Ohio Concealed-Weapons Bill Faces Veto

Associated Press
as published in The Sierra Times

Dec. 12, 2003

COLUMBUS, Ohio (AP) - Ohio lawmakers approved legislation that would let residents carry concealed weapons, but Gov. Bob Taft said Thursday he would veto it.
The bill, passed by wide margins in the House and Senate on Wednesday, would allow Ohio residents to carry concealed weapons after passing a background check and completing safety training.

Taft, a Republican, promised a veto after unsuccessfully pushing to give reporters access to all names of permit holders by county. The bill passed by the legislature would allow reporters access to limited public records only on a name-by-name basis.

``We really came very close to a bill that I could sign and it's regrettable that we did not, but the public records portion of the bill is simply too limiting,'' Taft said Thursday.
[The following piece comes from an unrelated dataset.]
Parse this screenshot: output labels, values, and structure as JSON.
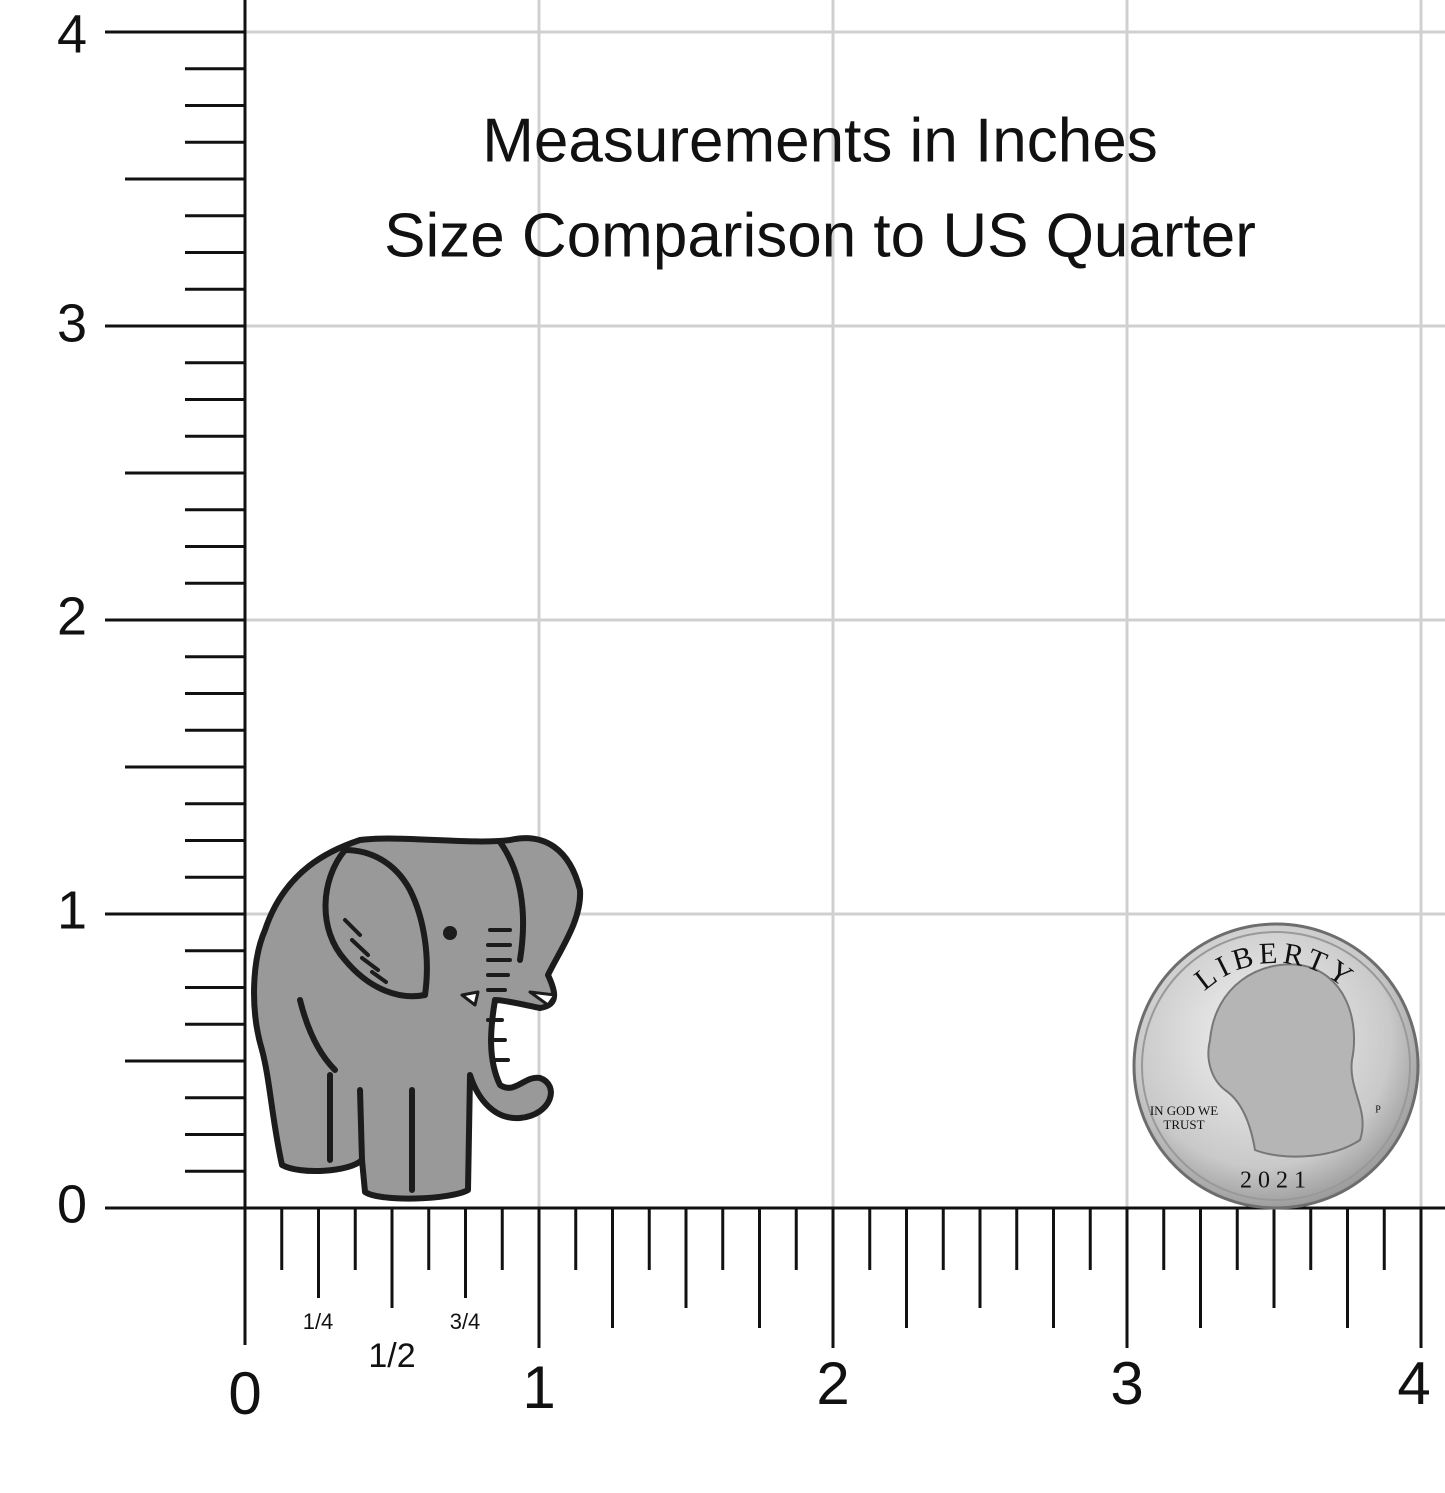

House Speaker Larry Householder said he believed he had the votes to override a veto, but Senate President Doug White said he did not.

Forty-five other states have some version of a concealed-weapons law, according to the National Rifle Association.

Current Ohio law gives people arrested for carrying a hidden gun a chance to prove that the practice was essential for safety reasons - a so-called affirmative defense.

The new bill would allow emergency 90-day permits for people who pass a background check and sign an affidavit saying they believe their lives are in danger. In addition, people without a permit could carry concealed weapons on their own property and still use the affirmative defense, an exception aimed at large property owners, such as farmers.